Por lo pronto sí, continuamos con la celebración y con una de las cosas que más disfruto de ella, su comida, junto a los tamales, el chocolate y la piñata (yo sé, no se estila, pero qué quieren, en esta casa así lo celebramos) cada año tiene que un lugar importante la calabaza en tacha que prepara mi mamá, y cuya receta le pedí por si algún día me toca a mí prepararla y para compartirla:
Ingredientes
-          1 ½ k de calabaza de castilla (una parte con cáscara) (se puede poner también camote y algunas guayabas)
-          2-3 conos de piloncillo (según lo dulce que se prefiera)
-          ¼ de taza de agua
-    una rama de canela, 2-3 clavos, 2-3 estrellas de anís
En una olla gruesa (puede ser de barro, express sin tapón de presión, una olla eléctrica de lento cocimiento, o bien, de hierro fundido) poner al fondo una capa de calabaza con la cáscara hacia abajo para evitar que se pegue o bien el camote en trozos grandes con cáscara. Encima poner trozos de piloncillo, agregar el resto de la calabaza ya sin cáscara, más camote y las guayabas si así se decidió.

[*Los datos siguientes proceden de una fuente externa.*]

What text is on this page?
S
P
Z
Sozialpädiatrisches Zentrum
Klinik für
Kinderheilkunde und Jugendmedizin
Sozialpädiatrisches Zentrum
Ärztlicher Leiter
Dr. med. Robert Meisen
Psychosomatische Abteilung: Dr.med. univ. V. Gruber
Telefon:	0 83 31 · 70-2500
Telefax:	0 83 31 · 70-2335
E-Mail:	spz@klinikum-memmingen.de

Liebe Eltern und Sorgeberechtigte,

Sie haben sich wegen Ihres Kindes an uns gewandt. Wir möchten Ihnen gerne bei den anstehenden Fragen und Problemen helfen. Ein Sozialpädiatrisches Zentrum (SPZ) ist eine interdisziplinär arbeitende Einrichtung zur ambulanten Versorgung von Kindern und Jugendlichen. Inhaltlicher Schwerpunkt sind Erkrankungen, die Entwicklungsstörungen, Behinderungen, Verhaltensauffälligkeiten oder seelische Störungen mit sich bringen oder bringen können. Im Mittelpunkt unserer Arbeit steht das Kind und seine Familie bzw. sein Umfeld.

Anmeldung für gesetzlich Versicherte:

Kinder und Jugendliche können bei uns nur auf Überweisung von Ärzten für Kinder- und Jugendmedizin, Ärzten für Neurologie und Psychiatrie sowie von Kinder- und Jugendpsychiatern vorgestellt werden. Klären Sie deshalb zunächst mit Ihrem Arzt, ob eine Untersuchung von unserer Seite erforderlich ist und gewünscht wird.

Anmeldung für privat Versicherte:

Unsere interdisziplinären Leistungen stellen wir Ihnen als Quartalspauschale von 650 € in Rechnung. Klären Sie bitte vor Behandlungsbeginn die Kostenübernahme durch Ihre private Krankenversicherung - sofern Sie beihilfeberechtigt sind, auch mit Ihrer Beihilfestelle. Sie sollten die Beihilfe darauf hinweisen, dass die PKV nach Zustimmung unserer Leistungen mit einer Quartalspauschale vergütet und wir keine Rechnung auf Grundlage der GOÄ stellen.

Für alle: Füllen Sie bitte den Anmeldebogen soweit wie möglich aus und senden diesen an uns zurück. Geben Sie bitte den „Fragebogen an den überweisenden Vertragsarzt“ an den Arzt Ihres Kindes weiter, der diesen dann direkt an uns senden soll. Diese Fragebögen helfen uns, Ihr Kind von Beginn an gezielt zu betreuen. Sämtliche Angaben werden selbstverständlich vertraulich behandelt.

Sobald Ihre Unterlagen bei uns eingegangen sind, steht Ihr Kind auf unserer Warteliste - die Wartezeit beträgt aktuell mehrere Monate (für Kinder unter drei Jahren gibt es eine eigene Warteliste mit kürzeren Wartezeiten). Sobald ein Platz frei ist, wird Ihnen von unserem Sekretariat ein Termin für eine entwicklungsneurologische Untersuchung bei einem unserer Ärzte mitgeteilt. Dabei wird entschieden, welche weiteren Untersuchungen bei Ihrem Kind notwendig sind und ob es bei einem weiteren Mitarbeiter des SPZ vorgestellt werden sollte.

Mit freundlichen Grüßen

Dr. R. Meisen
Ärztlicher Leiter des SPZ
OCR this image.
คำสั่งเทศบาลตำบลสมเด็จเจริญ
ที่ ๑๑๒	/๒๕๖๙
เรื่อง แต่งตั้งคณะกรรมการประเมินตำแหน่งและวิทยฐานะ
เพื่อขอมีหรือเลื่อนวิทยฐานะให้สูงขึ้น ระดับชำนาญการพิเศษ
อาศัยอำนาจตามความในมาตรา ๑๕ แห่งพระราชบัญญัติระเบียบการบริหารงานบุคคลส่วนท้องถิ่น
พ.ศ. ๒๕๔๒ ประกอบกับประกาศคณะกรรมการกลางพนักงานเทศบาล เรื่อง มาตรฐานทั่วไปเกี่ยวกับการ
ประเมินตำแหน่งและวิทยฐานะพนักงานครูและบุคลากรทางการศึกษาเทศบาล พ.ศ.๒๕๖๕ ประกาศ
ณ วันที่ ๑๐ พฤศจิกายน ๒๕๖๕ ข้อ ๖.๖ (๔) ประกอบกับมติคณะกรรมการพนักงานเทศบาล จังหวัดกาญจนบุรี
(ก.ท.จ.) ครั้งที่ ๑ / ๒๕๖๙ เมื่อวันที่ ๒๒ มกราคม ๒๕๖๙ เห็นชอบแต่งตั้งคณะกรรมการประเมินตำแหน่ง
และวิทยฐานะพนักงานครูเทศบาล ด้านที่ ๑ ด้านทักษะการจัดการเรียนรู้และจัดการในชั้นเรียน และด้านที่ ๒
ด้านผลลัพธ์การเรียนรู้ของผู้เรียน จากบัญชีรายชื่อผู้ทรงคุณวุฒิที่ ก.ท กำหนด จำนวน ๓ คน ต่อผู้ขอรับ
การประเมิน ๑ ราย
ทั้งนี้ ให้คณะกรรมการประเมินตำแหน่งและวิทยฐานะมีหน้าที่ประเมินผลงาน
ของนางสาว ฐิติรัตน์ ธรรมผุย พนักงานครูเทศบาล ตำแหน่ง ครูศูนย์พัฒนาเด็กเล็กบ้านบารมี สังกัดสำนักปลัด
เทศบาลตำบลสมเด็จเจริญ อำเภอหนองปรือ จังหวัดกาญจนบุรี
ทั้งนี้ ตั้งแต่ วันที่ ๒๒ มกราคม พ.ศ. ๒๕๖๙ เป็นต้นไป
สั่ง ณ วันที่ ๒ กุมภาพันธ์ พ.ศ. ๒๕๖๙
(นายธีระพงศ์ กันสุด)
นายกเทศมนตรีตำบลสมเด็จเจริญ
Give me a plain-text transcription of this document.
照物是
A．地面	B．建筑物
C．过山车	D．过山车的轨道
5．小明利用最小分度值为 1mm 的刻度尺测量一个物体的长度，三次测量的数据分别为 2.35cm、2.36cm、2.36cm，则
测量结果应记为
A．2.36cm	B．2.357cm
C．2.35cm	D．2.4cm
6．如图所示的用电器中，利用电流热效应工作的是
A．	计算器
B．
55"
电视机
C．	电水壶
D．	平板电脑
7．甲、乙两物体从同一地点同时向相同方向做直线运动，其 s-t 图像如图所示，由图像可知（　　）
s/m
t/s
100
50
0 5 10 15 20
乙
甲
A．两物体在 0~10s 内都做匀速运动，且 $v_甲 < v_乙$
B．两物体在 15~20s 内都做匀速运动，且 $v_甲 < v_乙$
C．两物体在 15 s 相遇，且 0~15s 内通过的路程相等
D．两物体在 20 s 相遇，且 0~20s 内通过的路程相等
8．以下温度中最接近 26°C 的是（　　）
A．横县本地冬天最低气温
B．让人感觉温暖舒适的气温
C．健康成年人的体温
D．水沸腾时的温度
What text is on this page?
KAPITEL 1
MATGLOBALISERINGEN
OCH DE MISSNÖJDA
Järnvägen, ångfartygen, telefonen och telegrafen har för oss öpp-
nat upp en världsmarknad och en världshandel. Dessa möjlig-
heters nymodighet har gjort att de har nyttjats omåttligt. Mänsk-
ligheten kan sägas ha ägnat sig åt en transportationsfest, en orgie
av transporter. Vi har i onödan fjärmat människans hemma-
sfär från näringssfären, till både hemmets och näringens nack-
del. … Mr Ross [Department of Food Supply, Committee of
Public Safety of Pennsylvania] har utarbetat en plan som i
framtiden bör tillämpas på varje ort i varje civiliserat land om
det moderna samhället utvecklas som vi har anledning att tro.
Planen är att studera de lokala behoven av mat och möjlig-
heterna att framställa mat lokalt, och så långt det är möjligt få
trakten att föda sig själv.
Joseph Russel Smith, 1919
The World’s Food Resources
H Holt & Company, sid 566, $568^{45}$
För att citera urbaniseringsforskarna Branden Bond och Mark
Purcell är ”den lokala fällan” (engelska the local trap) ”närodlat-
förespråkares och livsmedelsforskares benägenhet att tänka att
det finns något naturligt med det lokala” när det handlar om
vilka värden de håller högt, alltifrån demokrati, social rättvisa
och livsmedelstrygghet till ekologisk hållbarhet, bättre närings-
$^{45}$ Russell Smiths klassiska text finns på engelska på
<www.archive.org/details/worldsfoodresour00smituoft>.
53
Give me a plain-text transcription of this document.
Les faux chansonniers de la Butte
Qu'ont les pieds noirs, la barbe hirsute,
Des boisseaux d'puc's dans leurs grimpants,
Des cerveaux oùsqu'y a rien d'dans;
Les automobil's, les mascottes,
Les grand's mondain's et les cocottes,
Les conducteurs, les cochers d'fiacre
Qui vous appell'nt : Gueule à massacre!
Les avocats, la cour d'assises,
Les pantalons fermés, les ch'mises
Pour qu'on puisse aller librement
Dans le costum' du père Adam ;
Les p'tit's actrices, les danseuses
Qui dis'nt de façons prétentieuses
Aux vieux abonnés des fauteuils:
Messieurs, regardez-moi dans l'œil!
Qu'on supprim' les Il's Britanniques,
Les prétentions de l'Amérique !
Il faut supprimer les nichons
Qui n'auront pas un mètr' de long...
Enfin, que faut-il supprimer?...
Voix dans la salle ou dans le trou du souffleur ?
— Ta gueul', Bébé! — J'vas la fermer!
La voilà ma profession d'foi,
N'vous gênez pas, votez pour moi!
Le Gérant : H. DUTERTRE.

Agregar el ¼ de taza de agua.  Dejar cocer alrededor de media hora en la olla tapada (si es olla express no poner el tapón ni cerrar a presión), cuando la calabaza comienza a soltar su jugo, destapar la olla, al disoverse el piloncillo revolver y destapar de nuevo,  agregar una rama de canela en trozos, 1 ó 2 clavos y 1 ó 2 estrellas de anís. Dejar terminar de cocer a fuego lento, hasta que tengan una consistencia suave.
Se puede servir con Lechera si las penas son tantas que de verdad se necesita endulzar el momento y el piloncillo no es suficiente. Por el contrario, si se cree que esto empalaga hasta al más amargado, pues servir en plato sopero y agregar leche fría.